Project Structure & Module Organization

  • Core crawlers live in news_crawler/ with platform-specific packages (wechat_news/, toutiao_news/, etc.); mirror existing adapter patterns when adding a site.
  • Shared automation helpers live in libs/ and are reused by both news and video modules.
  • Web assets sit under news-extractor-ui/: backend/app/ hosts FastAPI adapters and services, while frontend/src/ contains Vue components, stores, and TypeScript types.
  • Video downloaders live in video_crawler/, and generated artifacts land in data/. Keep static screenshots and docs under static/.

Build, Test, and Development Commands

  • uv sync — install Python dependencies defined in the root pyproject.toml.
  • uv run call_example.py — execute the end-to-end crawler sample; update when adding new platforms.
  • cd news-extractor-ui/backend && uv sync && uv run run.py — start the FastAPI backend on port 8000.
  • cd news-extractor-ui/frontend && npm install && npm run dev — launch the Vue dev server (port 3000); npm run build performs a production build.
  • uv run pytest — run Python tests; scope with -k to target a single platform module.

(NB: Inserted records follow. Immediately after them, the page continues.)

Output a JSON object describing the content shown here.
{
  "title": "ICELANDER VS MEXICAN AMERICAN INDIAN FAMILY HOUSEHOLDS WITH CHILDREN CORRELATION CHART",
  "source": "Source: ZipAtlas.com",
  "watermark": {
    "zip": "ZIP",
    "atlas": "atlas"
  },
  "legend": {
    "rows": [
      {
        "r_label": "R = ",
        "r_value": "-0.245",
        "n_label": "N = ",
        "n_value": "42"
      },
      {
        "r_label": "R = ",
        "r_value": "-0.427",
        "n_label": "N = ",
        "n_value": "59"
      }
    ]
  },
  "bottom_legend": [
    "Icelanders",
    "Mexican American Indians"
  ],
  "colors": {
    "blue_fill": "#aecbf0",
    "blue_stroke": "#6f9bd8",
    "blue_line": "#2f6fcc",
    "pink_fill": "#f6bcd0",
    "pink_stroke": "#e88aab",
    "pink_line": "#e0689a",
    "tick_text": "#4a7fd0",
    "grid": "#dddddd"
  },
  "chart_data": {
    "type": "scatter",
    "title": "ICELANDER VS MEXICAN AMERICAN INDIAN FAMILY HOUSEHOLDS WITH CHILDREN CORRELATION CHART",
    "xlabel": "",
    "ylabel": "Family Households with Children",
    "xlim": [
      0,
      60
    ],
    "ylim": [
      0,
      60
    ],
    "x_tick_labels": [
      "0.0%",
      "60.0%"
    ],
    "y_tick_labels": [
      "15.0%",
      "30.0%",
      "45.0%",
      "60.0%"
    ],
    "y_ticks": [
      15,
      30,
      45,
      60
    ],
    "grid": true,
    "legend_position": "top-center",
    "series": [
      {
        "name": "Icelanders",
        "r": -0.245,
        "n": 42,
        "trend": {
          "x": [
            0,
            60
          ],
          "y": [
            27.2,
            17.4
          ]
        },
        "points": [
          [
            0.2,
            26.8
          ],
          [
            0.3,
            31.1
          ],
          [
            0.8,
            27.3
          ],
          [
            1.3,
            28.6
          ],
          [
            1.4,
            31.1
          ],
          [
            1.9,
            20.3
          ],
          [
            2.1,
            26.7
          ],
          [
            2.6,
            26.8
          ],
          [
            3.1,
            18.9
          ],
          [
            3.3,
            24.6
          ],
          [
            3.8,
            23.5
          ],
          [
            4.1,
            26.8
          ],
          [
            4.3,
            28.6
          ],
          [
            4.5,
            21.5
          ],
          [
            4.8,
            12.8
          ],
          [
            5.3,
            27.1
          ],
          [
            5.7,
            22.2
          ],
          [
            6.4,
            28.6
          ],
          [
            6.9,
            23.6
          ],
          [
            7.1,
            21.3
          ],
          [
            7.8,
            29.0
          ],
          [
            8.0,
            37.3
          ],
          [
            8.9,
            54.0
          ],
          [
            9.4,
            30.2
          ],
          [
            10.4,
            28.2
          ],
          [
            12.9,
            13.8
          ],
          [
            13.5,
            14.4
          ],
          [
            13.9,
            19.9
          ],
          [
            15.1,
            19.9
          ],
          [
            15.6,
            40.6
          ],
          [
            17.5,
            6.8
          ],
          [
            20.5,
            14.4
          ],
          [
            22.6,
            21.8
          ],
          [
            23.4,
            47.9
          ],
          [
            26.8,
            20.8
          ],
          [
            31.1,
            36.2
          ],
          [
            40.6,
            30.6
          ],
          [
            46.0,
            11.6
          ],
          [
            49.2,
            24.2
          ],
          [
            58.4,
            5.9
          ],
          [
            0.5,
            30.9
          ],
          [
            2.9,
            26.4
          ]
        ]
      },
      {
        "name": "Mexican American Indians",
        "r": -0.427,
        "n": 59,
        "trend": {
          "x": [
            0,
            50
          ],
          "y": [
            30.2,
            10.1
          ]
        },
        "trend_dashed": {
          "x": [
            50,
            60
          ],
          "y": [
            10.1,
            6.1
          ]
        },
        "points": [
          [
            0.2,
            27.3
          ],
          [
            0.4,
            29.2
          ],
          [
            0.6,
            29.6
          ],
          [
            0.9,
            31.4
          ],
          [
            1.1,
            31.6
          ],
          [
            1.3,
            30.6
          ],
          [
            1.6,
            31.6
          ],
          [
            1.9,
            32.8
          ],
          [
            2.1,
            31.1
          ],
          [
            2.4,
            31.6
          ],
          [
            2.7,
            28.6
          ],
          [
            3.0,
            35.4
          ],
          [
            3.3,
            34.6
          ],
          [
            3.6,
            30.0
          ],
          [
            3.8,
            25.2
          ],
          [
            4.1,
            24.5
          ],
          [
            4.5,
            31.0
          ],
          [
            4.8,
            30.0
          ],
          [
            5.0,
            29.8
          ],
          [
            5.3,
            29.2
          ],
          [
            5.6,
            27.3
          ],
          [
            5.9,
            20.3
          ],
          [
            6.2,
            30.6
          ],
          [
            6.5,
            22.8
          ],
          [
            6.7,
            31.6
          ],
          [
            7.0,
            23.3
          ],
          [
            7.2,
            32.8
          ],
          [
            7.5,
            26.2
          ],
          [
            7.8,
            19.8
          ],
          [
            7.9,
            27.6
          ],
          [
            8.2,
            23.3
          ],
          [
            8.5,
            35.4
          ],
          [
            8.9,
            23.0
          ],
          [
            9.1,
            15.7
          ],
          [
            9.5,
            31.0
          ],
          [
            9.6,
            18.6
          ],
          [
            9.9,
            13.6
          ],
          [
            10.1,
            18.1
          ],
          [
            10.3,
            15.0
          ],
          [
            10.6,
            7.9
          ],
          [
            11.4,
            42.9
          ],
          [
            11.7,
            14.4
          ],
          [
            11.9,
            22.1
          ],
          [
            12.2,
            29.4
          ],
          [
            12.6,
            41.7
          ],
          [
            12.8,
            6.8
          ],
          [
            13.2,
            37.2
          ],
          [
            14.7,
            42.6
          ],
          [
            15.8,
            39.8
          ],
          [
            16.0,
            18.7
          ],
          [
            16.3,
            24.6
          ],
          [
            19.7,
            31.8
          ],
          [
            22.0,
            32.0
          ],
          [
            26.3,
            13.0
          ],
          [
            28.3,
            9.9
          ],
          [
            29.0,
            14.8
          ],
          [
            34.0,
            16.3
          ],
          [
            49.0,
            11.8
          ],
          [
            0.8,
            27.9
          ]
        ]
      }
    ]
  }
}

Coding Style & Naming Conventions

Use PEP 8 with 4-space indentation for Python, keeping crawler classes named *Crawler and aligning method names with the verbs already in each module (e.g., fetch_detail). Reuse existing dataclass or Pydantic models where possible. For the frontend, follow the Vue <script setup lang="ts"> pattern, use PascalCase component filenames in src/components/, and camelCase composables/services. Keep configuration values in .env files and document new keys in the README.

Testing Guidelines

Prefer pytest for backend and crawler coverage; place new tests beside the module (e.g., news_crawler/naver_news/test/test_parser.py) and name functions test_<behavior>(). For the API, add lightweight integration checks under news-extractor-ui/backend/tests/ if you introduce new endpoints. Frontend changes that affect rendering should include a npm run build sanity check and, when practical, a screenshot in the PR to confirm UI output.

Commit & Pull Request Guidelines

Follow the existing Conventional Commit style (feat:, fix:, docs:, etc.) in present tense and keep messages under ~72 characters. Each pull request should link to related issues, outline reproduction steps or crawler targets exercised, and attach before/after evidence for UI or output changes. Ensure the branch is rebased onto the latest main, note any skipped tests with rationale, and request review from maintainers responsible for the touched platform or service.

Security & Configuration Tips

Never commit API keys or cookies; load them via environment variables and reference them through configuration helpers. When scraping, respect rate limits defined in adapters and add sensible defaults for new platforms. Confirm that new dependencies are pinned in the relevant pyproject.toml or package.json so reproducible builds remain intact.